Soon It's Gonna Reign

There’s really not much to say about The Tudors except that it doesn’t differ all that much from that other Showtime series, Queer as Folk. Only this time, the queens are real women.

Just like QAF, this new saga is short on intelligence but big on bed-hopping, handsome men, and a numbskull narrative that offers us Merrie Olde England by way of Aaron Spelling. In short, it’s irresistible. All that’s missing is Sharon Gless whipping up some bangers and mash.

Henry, his six wives, and the big break with Rome has inspired so many movies, plays, miniseries and even one big Broadway floperoo that we get a queasy sense of deja-vu just minutes into the first installment. But then Jonathan Rhys Meyers arrives on the scene. He looks about as much like Holbein’s Henry as Charles Laughton favors Elvis, but he immediately gives us what he does best. He smolders. He broods. He pouts. Then he gets naked and the games begin.
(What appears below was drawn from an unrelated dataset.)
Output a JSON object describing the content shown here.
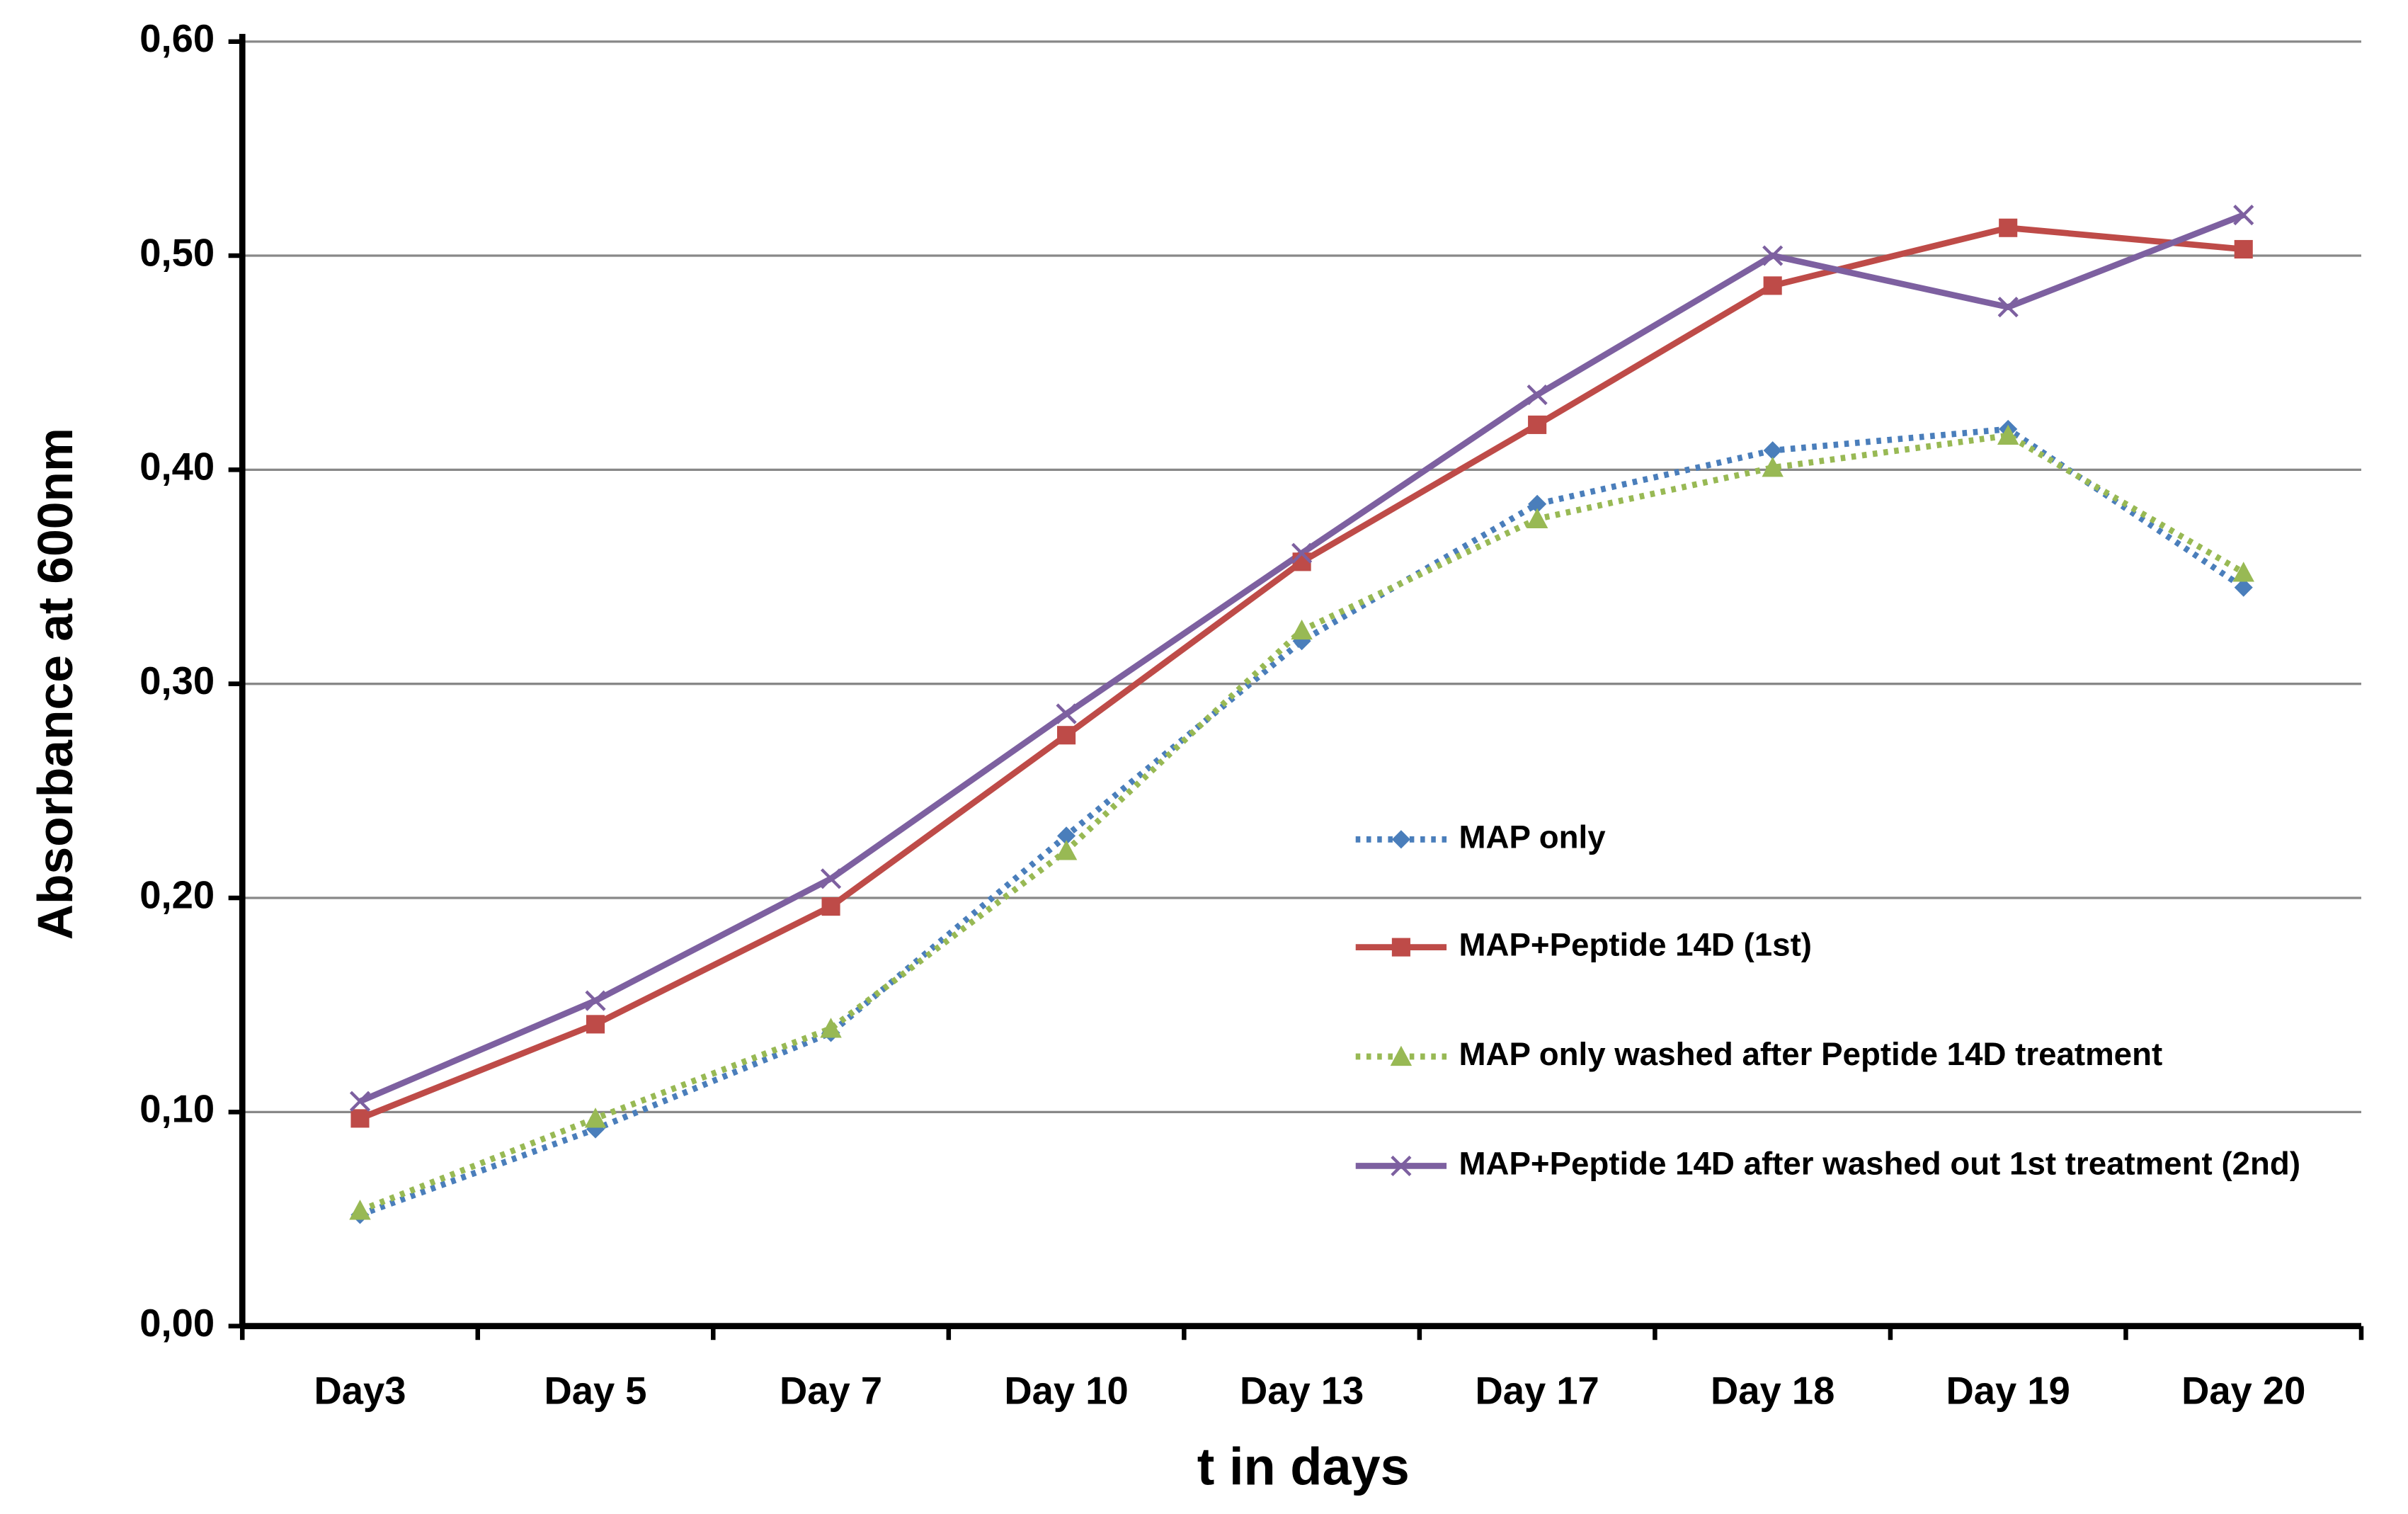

His isn’t the only flesh that’s flashed, by the way. Lusty lords are leaping and many a maid is mating in nooks and crannies hither and yon.

Which is probably a good thing since the show doesn’t offer anything new in its consideration of history or the Who’s Who of familiar faces. Sam Neill gives us yet another Cheneyish Cardinal Wolsey, while poor Jeremy Northam hasn’t much to do as yet another nobly pious Thomas More (but then again, the man was a saint for all seasons, there’s really not much more you can do with him). Natalie Dormer plays Anne Boleyn as, what else?, a tarty sexpot while Maria Doyle Kennedy gives us one more tragic and put-upon Queen Katherine. Only Steven Waddington, as Buckingham, provides anything close to a performance but history being what it is, don’t get too attached. Remember that several unlucky players lose their heads in this oft-told tale.

The show looks great and exudes self-important pomp. And although it fades quickly when compared to the dearly departed Rome, it at least gives us something to look forward to on Sunday nights. . Not since The Private Life of Henry VIII or Carry On Henry (with its working title Anne of a Thousand Lays) has royal watching been so much fun.